The decision was unanimous and reflects the Fed’s concern about high inflation in the country, despite strong job creation and modest growth in spending and output.
The Federal Reserve, the central bank of the United States, announced an increase in the basic interest rate of 0.25 percentage points to a range of 4.75% to 5% per year, at its most recent meeting.
This is the second monetary policy meeting of the year and the Fed faced a double challenge: continue raising interest rates to combat inflation or pause monetary tightening, given the scenario of uncertainties in the banking sector after the bankruptcy of two banks and aid to a third party.
The Fed statement stressed that the US banking system is strong and resilient, but that recent events could lead to tighter credit conditions for households and businesses and negatively affect economic activity, hiring, and inflation.
The Fed had lowered the upward pace of federal funds at the February meeting, making an initial adjustment of 25 basis points. Previously, there were four consecutive highs of 75 points and a 50-point rise in December 2022. Still, the Fed remains alert to inflation risks and closely monitors the country’s economic situation.
The Market Already Expected the Fed Rise
The Fed decision to raise interest rates by 25 basis points was in line with the expectations of many in the market, according to the CME Group rate monitor, which forecast this rise at 86.4 % of analysts.
In testimony before the US Senate, Fed Chairman Jerome Powell had left open the possibility of an acceleration in US interest rate hikes, citing a hot job market and a high cost of living in the country. This brought expectations of an increase of up to 0.5 percentage points, to 70%.
Today’s decision reflects the Fed’s stance that further tightening may be appropriate to achieve a tight enough stance to return inflation to 2% over time. However, the change in the language used by the Fed is striking, as it no longer speaks directly of continued rate hikes, but of additional policies that may be necessary.
This change in language indicates that the Fed is open to considering other options than simply raising interest rates to combat inflation, which could include measures such as reducing asset purchases.
The Fed Plans Another Rate Hike Later this Year
The Federal Reserve, the central bank of the United States, released its projections for the country’s economy, indicating that the interest rate should close the year at 5.1%. This implies another residual increase until the end of 2023.
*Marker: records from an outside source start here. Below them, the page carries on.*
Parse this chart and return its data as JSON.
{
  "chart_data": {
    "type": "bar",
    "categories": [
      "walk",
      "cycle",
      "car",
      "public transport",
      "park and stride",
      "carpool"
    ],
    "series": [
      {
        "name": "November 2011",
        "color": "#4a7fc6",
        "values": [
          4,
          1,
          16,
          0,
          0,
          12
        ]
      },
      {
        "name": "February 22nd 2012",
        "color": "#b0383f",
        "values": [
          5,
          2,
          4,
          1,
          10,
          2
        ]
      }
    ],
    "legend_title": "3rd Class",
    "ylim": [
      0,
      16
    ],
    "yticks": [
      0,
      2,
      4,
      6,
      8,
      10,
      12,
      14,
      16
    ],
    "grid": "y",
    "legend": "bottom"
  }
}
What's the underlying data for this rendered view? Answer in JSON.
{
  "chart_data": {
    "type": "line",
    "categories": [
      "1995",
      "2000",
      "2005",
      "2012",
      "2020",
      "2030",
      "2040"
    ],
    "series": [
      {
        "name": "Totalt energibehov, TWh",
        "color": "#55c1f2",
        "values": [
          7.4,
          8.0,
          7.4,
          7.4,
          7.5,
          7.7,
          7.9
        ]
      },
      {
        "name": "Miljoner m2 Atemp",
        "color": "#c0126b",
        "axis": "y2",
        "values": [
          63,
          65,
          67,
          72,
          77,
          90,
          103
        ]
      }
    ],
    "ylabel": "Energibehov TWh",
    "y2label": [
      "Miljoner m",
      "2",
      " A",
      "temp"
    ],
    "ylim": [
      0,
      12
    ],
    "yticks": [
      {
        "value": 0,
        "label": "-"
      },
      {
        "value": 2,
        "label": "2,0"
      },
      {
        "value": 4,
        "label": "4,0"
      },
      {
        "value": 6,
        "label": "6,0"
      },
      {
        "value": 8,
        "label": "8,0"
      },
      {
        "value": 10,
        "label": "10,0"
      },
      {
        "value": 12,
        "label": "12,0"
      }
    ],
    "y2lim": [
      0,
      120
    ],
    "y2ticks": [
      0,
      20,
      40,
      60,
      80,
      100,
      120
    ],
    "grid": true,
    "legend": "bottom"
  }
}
The projection is the same as last December, before the inflation and labor indices that were released this year. However, it precedes the crisis that arose among the US regional banks, which forced the Fed to create an emergency program.
Most of the members believe that interest rates should stop rising to a level higher than the current one. However, one member indicated that no further rate increases were needed.
The Fed’s projections for the end of 2024 indicate interest at 4.3%, showing that rate cuts should only happen from next year. With higher interest rates, the unemployment rate, currently at 3.6%, should reach 4.5% by the end of this year and 4.6% in 2024, according to the average of the Fed projections.
For Gross Domestic Product (GDP), those responsible for monetary policy revised downwards the growth of the US economy in 2023 and 2024, to 0.4% and 1.2%, respectively (compared to 0.5% and 1.6%).